These can be classified under two names index funds or index tracker and they work the same. They are closely linked with mutual funds and are the cheaper alternative. They still have success in the performance; they are cheaper because there is less work that needs completing once the fund is set up.
They are less expensive and this is due to the way they are run, you don’t need to have expensive fund managers checking that they are working correctly. They typically run for around 0.2% of the capital that you have invested into the index related fund. This is a lot cheaper than the 1 to 1.5% that a mutual fund will normally take.
It means there is less work for the fund managers to do and this is reflected in the price that you will be charged for. But it is important that even though there has been some great returns from this sector that it is possible to lose your capital and end up with nothing. This is why it is important that you have a well prepared investment plan.
The concept behind the investment is a way to track the movements of an index and without the purchasing of individual stock. You are not paying people to pick the best stock for a mutual fund; you are investing in the movements of an index. It is a way to have a wide range of investments with a low percentage going to the fund management team.
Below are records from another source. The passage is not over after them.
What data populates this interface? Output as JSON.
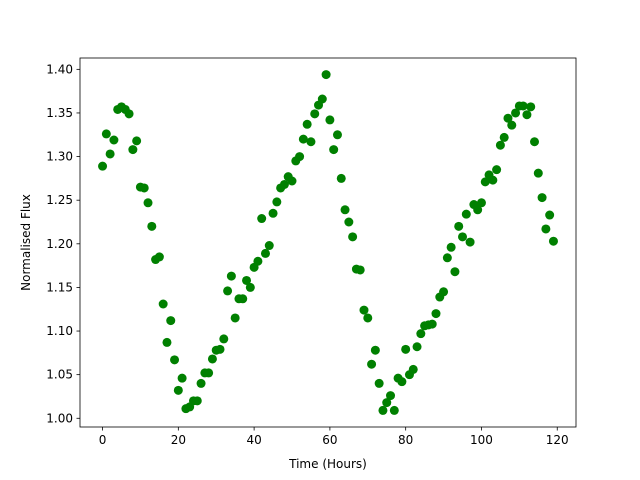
{
  "chart_data": {
    "type": "scatter",
    "xlabel": "Time (Hours)",
    "ylabel": "Normalised Flux",
    "color": "#008000",
    "x": [
      0,
      1,
      2,
      3,
      4,
      5,
      6,
      7,
      8,
      9,
      10,
      11,
      12,
      13,
      14,
      15,
      16,
      17,
      18,
      19,
      20,
      21,
      22,
      23,
      24,
      25,
      26,
      27,
      28,
      29,
      30,
      31,
      32,
      33,
      34,
      35,
      36,
      37,
      38,
      39,
      40,
      41,
      42,
      43,
      44,
      45,
      46,
      47,
      48,
      49,
      50,
      51,
      52,
      53,
      54,
      55,
      56,
      57,
      58,
      59,
      60,
      61,
      62,
      63,
      64,
      65,
      66,
      67,
      68,
      69,
      70,
      71,
      72,
      73,
      74,
      75,
      76,
      77,
      78,
      79,
      80,
      81,
      82,
      83,
      84,
      85,
      86,
      87,
      88,
      89,
      90,
      91,
      92,
      93,
      94,
      95,
      96,
      97,
      98,
      99,
      100,
      101,
      102,
      103,
      104,
      105,
      106,
      107,
      108,
      109,
      110,
      111,
      112,
      113,
      114,
      115,
      116,
      117,
      118,
      119
    ],
    "values": [
      1.289,
      1.326,
      1.303,
      1.319,
      1.354,
      1.357,
      1.354,
      1.349,
      1.308,
      1.318,
      1.265,
      1.264,
      1.247,
      1.22,
      1.182,
      1.185,
      1.131,
      1.087,
      1.112,
      1.067,
      1.032,
      1.046,
      1.011,
      1.013,
      1.02,
      1.02,
      1.04,
      1.052,
      1.052,
      1.068,
      1.078,
      1.079,
      1.091,
      1.146,
      1.163,
      1.115,
      1.137,
      1.137,
      1.158,
      1.15,
      1.173,
      1.18,
      1.229,
      1.189,
      1.198,
      1.235,
      1.248,
      1.264,
      1.268,
      1.277,
      1.272,
      1.295,
      1.3,
      1.32,
      1.337,
      1.317,
      1.349,
      1.359,
      1.366,
      1.394,
      1.342,
      1.308,
      1.325,
      1.275,
      1.239,
      1.225,
      1.208,
      1.171,
      1.17,
      1.124,
      1.115,
      1.062,
      1.078,
      1.04,
      1.009,
      1.018,
      1.026,
      1.009,
      1.046,
      1.042,
      1.079,
      1.05,
      1.056,
      1.082,
      1.097,
      1.106,
      1.107,
      1.108,
      1.12,
      1.139,
      1.145,
      1.184,
      1.196,
      1.168,
      1.22,
      1.208,
      1.234,
      1.202,
      1.245,
      1.239,
      1.247,
      1.271,
      1.279,
      1.273,
      1.285,
      1.313,
      1.322,
      1.344,
      1.336,
      1.35,
      1.358,
      1.358,
      1.348,
      1.357,
      1.317,
      1.281,
      1.253,
      1.217,
      1.233,
      1.203
    ],
    "xlim": [
      -5.95,
      124.95
    ],
    "ylim": [
      0.99,
      1.413
    ],
    "xticks": [
      0,
      20,
      40,
      60,
      80,
      100,
      120
    ],
    "yticks": [
      {
        "value": 1.0,
        "label": "1.00"
      },
      {
        "value": 1.05,
        "label": "1.05"
      },
      {
        "value": 1.1,
        "label": "1.10"
      },
      {
        "value": 1.15,
        "label": "1.15"
      },
      {
        "value": 1.2,
        "label": "1.20"
      },
      {
        "value": 1.25,
        "label": "1.25"
      },
      {
        "value": 1.3,
        "label": "1.30"
      },
      {
        "value": 1.35,
        "label": "1.35"
      },
      {
        "value": 1.4,
        "label": "1.40"
      }
    ],
    "grid": false
  }
}
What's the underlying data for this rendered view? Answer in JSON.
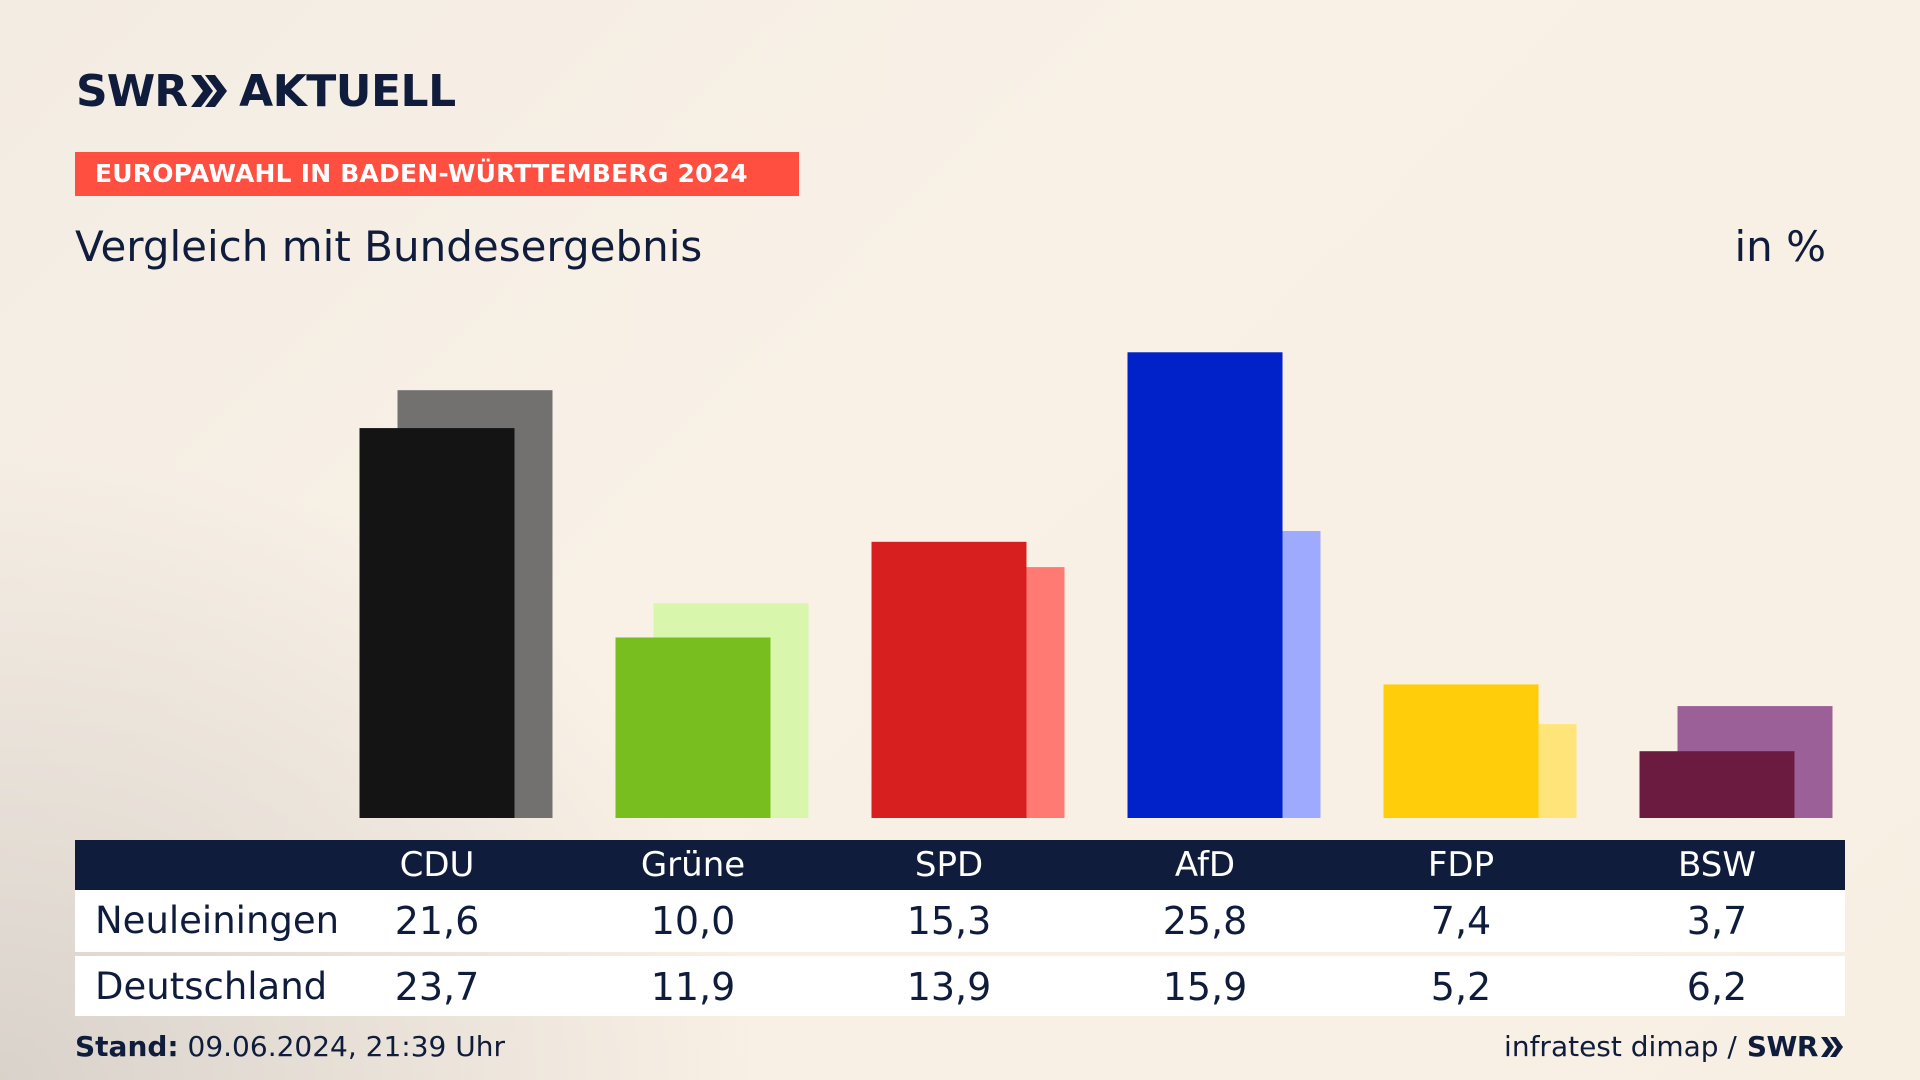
{
  "brand": {
    "logo_left": "SWR",
    "logo_right": "AKTUELL",
    "footer_logo": "SWR"
  },
  "tag": "EUROPAWAHL IN BADEN-WÜRTTEMBERG 2024",
  "subtitle": "Vergleich mit Bundesergebnis",
  "unit": "in %",
  "stand_label": "Stand:",
  "stand_value": "09.06.2024, 21:39 Uhr",
  "source": "infratest dimap /",
  "chart_data": {
    "type": "bar",
    "categories": [
      "CDU",
      "Grüne",
      "SPD",
      "AfD",
      "FDP",
      "BSW"
    ],
    "series": [
      {
        "name": "Neuleiningen",
        "values": [
          21.6,
          10.0,
          15.3,
          25.8,
          7.4,
          3.7
        ],
        "display": [
          "21,6",
          "10,0",
          "15,3",
          "25,8",
          "7,4",
          "3,7"
        ],
        "colors": [
          "#141414",
          "#78be1e",
          "#d81f1f",
          "#0022c8",
          "#ffcd0a",
          "#6b1a40"
        ]
      },
      {
        "name": "Deutschland",
        "values": [
          23.7,
          11.9,
          13.9,
          15.9,
          5.2,
          6.2
        ],
        "display": [
          "23,7",
          "11,9",
          "13,9",
          "15,9",
          "5,2",
          "6,2"
        ],
        "colors": [
          "#727170",
          "#d8f7ad",
          "#ff7a72",
          "#9daafd",
          "#ffe47a",
          "#9c6098"
        ]
      }
    ],
    "ylim": [
      0,
      27.2
    ],
    "grid": false,
    "legend": "table-below"
  }
}
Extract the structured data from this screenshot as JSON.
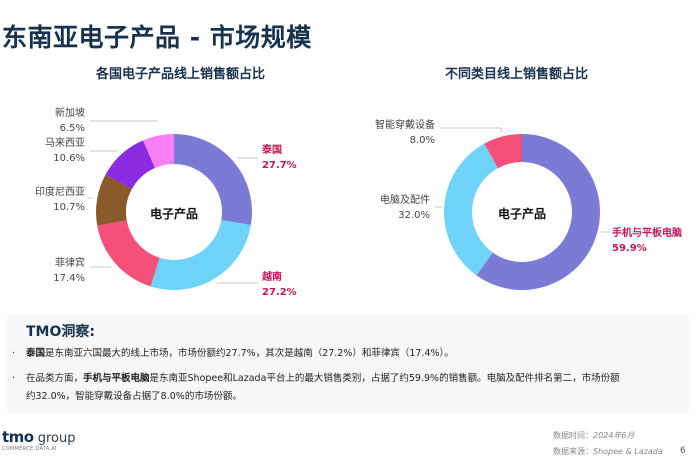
{
  "page": {
    "title": "东南亚电子产品 - 市场规模",
    "page_number": "6"
  },
  "colors": {
    "title": "#17324d",
    "highlight": "#c2185b",
    "purple_blue": "#7b7bd6",
    "light_blue": "#6fd2f8",
    "rose": "#f4507a",
    "brown": "#8a5a2b",
    "violet": "#8a2be2",
    "pink": "#f77ef5"
  },
  "charts": {
    "left": {
      "title": "各国电子产品线上销售额占比",
      "center": "电子产品",
      "labels": [
        {
          "name": "泰国",
          "value": "27.7%"
        },
        {
          "name": "越南",
          "value": "27.2%"
        },
        {
          "name": "菲律宾",
          "value": "17.4%"
        },
        {
          "name": "印度尼西亚",
          "value": "10.7%"
        },
        {
          "name": "马来西亚",
          "value": "10.6%"
        },
        {
          "name": "新加坡",
          "value": "6.5%"
        }
      ]
    },
    "right": {
      "title": "不同类目线上销售额占比",
      "center": "电子产品",
      "labels": [
        {
          "name": "手机与平板电脑",
          "value": "59.9%"
        },
        {
          "name": "电脑及配件",
          "value": "32.0%"
        },
        {
          "name": "智能穿戴设备",
          "value": "8.0%"
        }
      ]
    }
  },
  "insight": {
    "title": "TMO洞察:",
    "bullet_dot": "·",
    "b1_bold": "泰国",
    "b1_text": "是东南亚六国最大的线上市场，市场份额约27.7%，其次是越南（27.2%）和菲律宾（17.4%）。",
    "b2_pre": "在品类方面，",
    "b2_bold": "手机与平板电脑",
    "b2_text": "是东南亚Shopee和Lazada平台上的最大销售类别，占据了约59.9%的销售额。电脑及配件排名第二，市场份额",
    "b2_text2": "约32.0%，智能穿戴设备占据了8.0%的市场份额。"
  },
  "footer": {
    "logo_main": "tmo",
    "logo_group": " group",
    "tagline": "COMMERCE.DATA.AI",
    "date_label": "数据时间：",
    "date_value": "2024年6月",
    "source_label": "数据来源：",
    "source_value": "Shopee & Lazada"
  },
  "chart_data": [
    {
      "type": "pie",
      "title": "各国电子产品线上销售额占比",
      "center_label": "电子产品",
      "categories": [
        "泰国",
        "越南",
        "菲律宾",
        "印度尼西亚",
        "马来西亚",
        "新加坡"
      ],
      "values": [
        27.7,
        27.2,
        17.4,
        10.7,
        10.6,
        6.5
      ],
      "colors": [
        "#7b7bd6",
        "#6fd2f8",
        "#f4507a",
        "#8a5a2b",
        "#8a2be2",
        "#f77ef5"
      ],
      "donut": true
    },
    {
      "type": "pie",
      "title": "不同类目线上销售额占比",
      "center_label": "电子产品",
      "categories": [
        "手机与平板电脑",
        "电脑及配件",
        "智能穿戴设备"
      ],
      "values": [
        59.9,
        32.0,
        8.0
      ],
      "colors": [
        "#7b7bd6",
        "#6fd2f8",
        "#f4507a"
      ],
      "donut": true
    }
  ]
}
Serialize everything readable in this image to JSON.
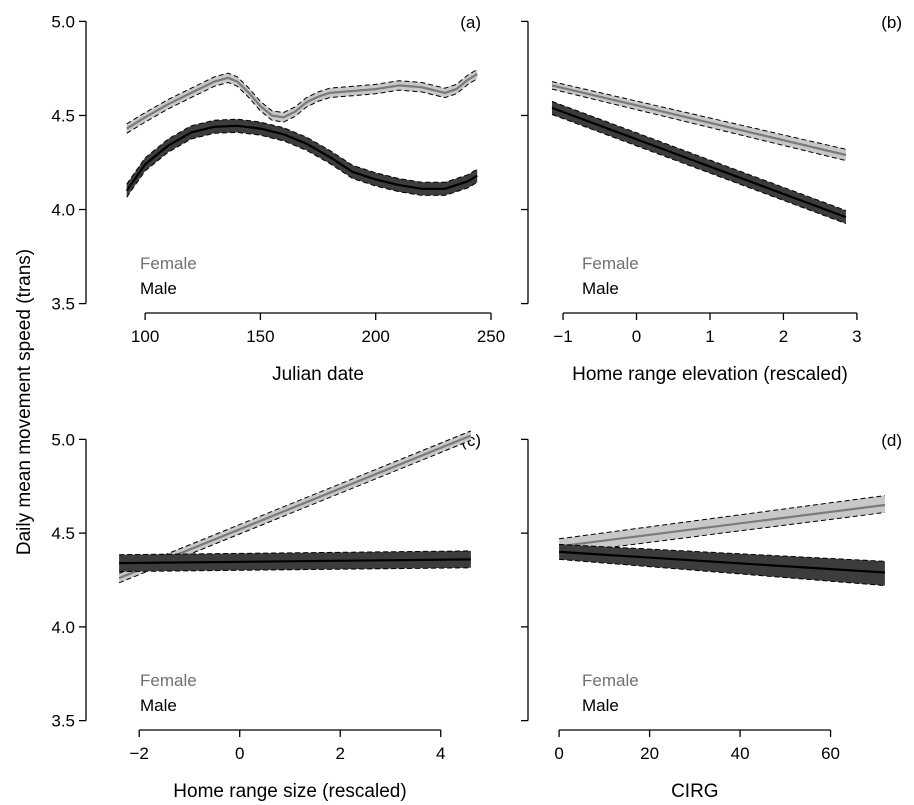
{
  "chart_data": {
    "type": "line",
    "ylabel": "Daily mean movement speed (trans)",
    "panels": [
      {
        "tag": "(a)",
        "xlabel": "Julian date",
        "xlim": [
          80,
          250
        ],
        "ylim": [
          3.45,
          5.05
        ],
        "xticks": [
          100,
          150,
          200,
          250
        ],
        "yticks": [
          3.5,
          4.0,
          4.5,
          5.0
        ],
        "ytick_labels": true,
        "legend": [
          "Female",
          "Male"
        ],
        "series": [
          {
            "name": "Female",
            "x": [
              92,
              100,
              110,
              120,
              130,
              136,
              140,
              145,
              150,
              155,
              160,
              165,
              170,
              175,
              180,
              190,
              200,
              210,
              220,
              230,
              235,
              240,
              244
            ],
            "y": [
              4.43,
              4.49,
              4.56,
              4.62,
              4.68,
              4.7,
              4.68,
              4.62,
              4.55,
              4.5,
              4.49,
              4.52,
              4.57,
              4.6,
              4.62,
              4.63,
              4.64,
              4.66,
              4.65,
              4.62,
              4.64,
              4.69,
              4.72
            ],
            "ci": 0.025
          },
          {
            "name": "Male",
            "x": [
              92,
              100,
              110,
              120,
              130,
              140,
              150,
              160,
              170,
              180,
              190,
              200,
              210,
              220,
              225,
              230,
              235,
              240,
              244
            ],
            "y": [
              4.1,
              4.24,
              4.34,
              4.41,
              4.44,
              4.445,
              4.43,
              4.4,
              4.35,
              4.28,
              4.2,
              4.16,
              4.13,
              4.11,
              4.11,
              4.11,
              4.13,
              4.15,
              4.18
            ],
            "ci": 0.035
          }
        ]
      },
      {
        "tag": "(b)",
        "xlabel": "Home range elevation (rescaled)",
        "xlim": [
          -1.3,
          3.75
        ],
        "ylim": [
          3.45,
          5.05
        ],
        "xticks": [
          -1,
          0,
          1,
          2,
          3
        ],
        "yticks": [
          3.5,
          4.0,
          4.5,
          5.0
        ],
        "ytick_labels": false,
        "legend": [
          "Female",
          "Male"
        ],
        "series": [
          {
            "name": "Female",
            "x": [
              -1.15,
              2.85
            ],
            "y": [
              4.66,
              4.29
            ],
            "ci_lo": [
              0.02,
              0.03
            ],
            "ci_hi": [
              0.02,
              0.03
            ]
          },
          {
            "name": "Male",
            "x": [
              -1.15,
              2.85
            ],
            "y": [
              4.54,
              3.96
            ],
            "ci_lo": [
              0.035,
              0.035
            ],
            "ci_hi": [
              0.035,
              0.035
            ]
          }
        ]
      },
      {
        "tag": "(c)",
        "xlabel": "Home range size (rescaled)",
        "xlim": [
          -2.8,
          5.0
        ],
        "ylim": [
          3.45,
          5.05
        ],
        "xticks": [
          -2,
          0,
          2,
          4
        ],
        "yticks": [
          3.5,
          4.0,
          4.5,
          5.0
        ],
        "ytick_labels": true,
        "legend": [
          "Female",
          "Male"
        ],
        "series": [
          {
            "name": "Female",
            "x": [
              -2.4,
              4.6
            ],
            "y": [
              4.26,
              5.02
            ],
            "ci_lo": [
              0.025,
              0.025
            ],
            "ci_hi": [
              0.025,
              0.025
            ]
          },
          {
            "name": "Male",
            "x": [
              -2.4,
              4.6
            ],
            "y": [
              4.34,
              4.36
            ],
            "ci_lo": [
              0.045,
              0.045
            ],
            "ci_hi": [
              0.045,
              0.045
            ]
          }
        ]
      },
      {
        "tag": "(d)",
        "xlabel": "CIRG",
        "xlim": [
          -4,
          78
        ],
        "ylim": [
          3.45,
          5.05
        ],
        "xticks": [
          0,
          20,
          40,
          60
        ],
        "yticks": [
          3.5,
          4.0,
          4.5,
          5.0
        ],
        "ytick_labels": false,
        "legend": [
          "Female",
          "Male"
        ],
        "series": [
          {
            "name": "Female",
            "x": [
              0,
              72
            ],
            "y": [
              4.43,
              4.65
            ],
            "ci_lo": [
              0.04,
              0.04
            ],
            "ci_hi": [
              0.04,
              0.05
            ]
          },
          {
            "name": "Male",
            "x": [
              0,
              72
            ],
            "y": [
              4.4,
              4.29
            ],
            "ci_lo": [
              0.04,
              0.07
            ],
            "ci_hi": [
              0.04,
              0.06
            ]
          }
        ]
      }
    ]
  },
  "colors": {
    "female_line": "#7a7a7a",
    "female_band": "#c8c8c8",
    "female_text": "#707070",
    "male_line": "#000000",
    "male_band": "#3c3c3c",
    "male_text": "#000000",
    "ci_edge": "#000000"
  }
}
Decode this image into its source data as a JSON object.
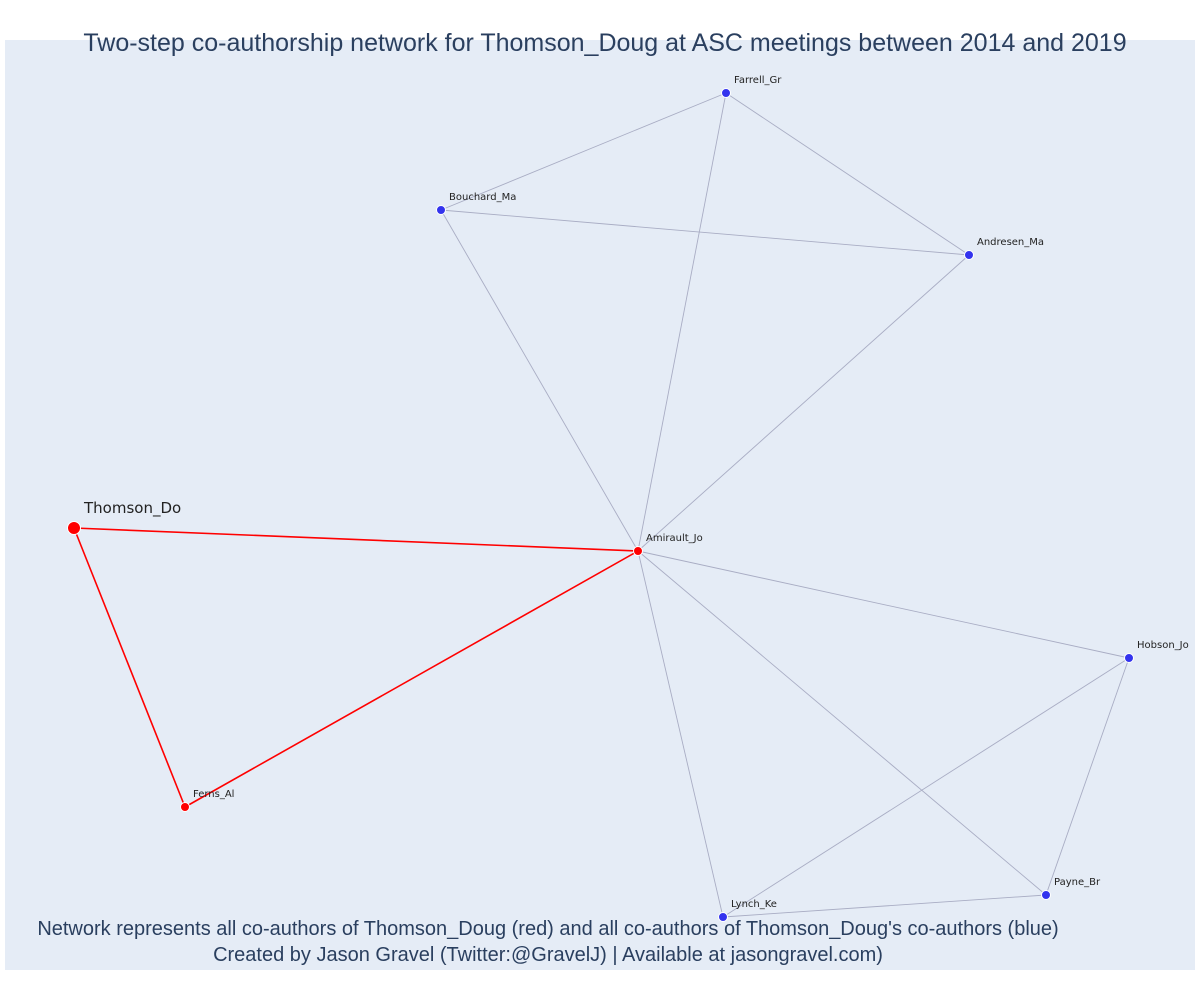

But they relatively had little to do with the management of these funds and this is reflected in the amount of commission that they take.
It is possible to purchase the funds from different investment managers, and as always it is important that you have fully checked out the company that you intend to use to invest in the index fund of your choice. The amount of initial investment that you will need to put into the index fund will vary depending on your situation and where you choose to invest.
The idea with the index funds is that you get a reasonable rate of return for your investment. It is often called a passive fund because once you have set it up there is little maintenance that is required. It is a great way for growing money and making your money work harder for you.
There are some great ways in which you can invest your money to make it work harder and better for you, but as with any investment there is the possibility that you could lose the capital that you have invested. It is important that you do your homework before you invest money. You need to have checked that the investment is right for you.